In the majority opinion, Scalia indirectly addresses allowing federal agencies in other fields to consider more cost-effective technology when weighing potential environmental damage, unless Congress definitively bars them from doing so.

"If silence here implies prohibition, then the EPA could not consider any factors in implementing §1326(b) -- an obvious logical impossibility," Scalia wrote. "It is eminently reasonable to conclude that §1326(b)'s silence is meant to convey nothing more than a refusal to tie the agency's hands as to whether cost-benefit analysis should be used, and if so to what degree."

Pacific Legal Foundation attorney Steven Geoffrey Gieseler called the ruling a "victory for common sense in government rule-making."
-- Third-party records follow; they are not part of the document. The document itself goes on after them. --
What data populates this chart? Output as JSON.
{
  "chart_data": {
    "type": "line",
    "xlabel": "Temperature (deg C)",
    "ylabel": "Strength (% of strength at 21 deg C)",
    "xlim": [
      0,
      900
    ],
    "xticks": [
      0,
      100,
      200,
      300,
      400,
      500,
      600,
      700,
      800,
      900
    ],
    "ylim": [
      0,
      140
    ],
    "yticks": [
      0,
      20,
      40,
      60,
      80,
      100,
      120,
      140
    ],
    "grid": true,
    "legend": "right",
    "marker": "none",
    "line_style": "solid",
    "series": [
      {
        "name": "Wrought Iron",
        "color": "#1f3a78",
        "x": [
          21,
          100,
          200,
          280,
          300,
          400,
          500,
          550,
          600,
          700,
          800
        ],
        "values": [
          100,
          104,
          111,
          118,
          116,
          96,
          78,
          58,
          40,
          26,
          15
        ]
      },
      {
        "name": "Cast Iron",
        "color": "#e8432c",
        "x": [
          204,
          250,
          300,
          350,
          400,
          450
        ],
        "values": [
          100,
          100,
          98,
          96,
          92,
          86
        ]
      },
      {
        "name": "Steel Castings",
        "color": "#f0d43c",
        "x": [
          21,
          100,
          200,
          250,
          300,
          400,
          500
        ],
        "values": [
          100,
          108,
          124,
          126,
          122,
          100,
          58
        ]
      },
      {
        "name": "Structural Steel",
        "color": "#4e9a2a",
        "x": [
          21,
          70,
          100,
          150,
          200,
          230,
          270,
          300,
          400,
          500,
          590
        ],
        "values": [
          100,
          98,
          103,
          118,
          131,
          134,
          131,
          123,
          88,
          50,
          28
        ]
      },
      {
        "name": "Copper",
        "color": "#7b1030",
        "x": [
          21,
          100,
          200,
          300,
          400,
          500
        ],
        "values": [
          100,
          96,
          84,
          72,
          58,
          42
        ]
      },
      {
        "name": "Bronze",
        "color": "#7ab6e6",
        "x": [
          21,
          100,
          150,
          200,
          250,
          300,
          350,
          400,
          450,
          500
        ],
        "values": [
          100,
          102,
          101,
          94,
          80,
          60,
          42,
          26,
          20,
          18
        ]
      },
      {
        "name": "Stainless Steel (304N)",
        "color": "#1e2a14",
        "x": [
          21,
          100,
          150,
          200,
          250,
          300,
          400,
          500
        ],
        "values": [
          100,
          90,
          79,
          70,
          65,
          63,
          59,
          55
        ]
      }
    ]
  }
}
"I am very pleased by the court's opinion," said Gieseler, who filed a friend-of-the-court brief for PLF in support of Entergy Corp. "With this opinion and the court's recent ruling in the Navy sonar case [allowing courts to consider a balancing test when weighing environmental injunctions] it is my hope that we're entering a more adult era in environmental law."

As did the environmental groups, Gieseler pointed to a recent appointment by President Obama to make his case, saying the new administration would adhere to the court's interpretation.

"If kept, President Obama's recurrent promise to put science ahead of politics in policymaking -- his pick to head the Office of Information and Regulatory Affairs, Cass Sunstein, is the legal academy's most visible proponent of cost-benefit analysis in regulation -- would be a step in the right direction," Gieseler said.

"Government decisions regarding the Endangered Species Act and other environmental laws will tell whether the president's promise, and the approach validated by this Supreme Court decision, will govern going forward," he said.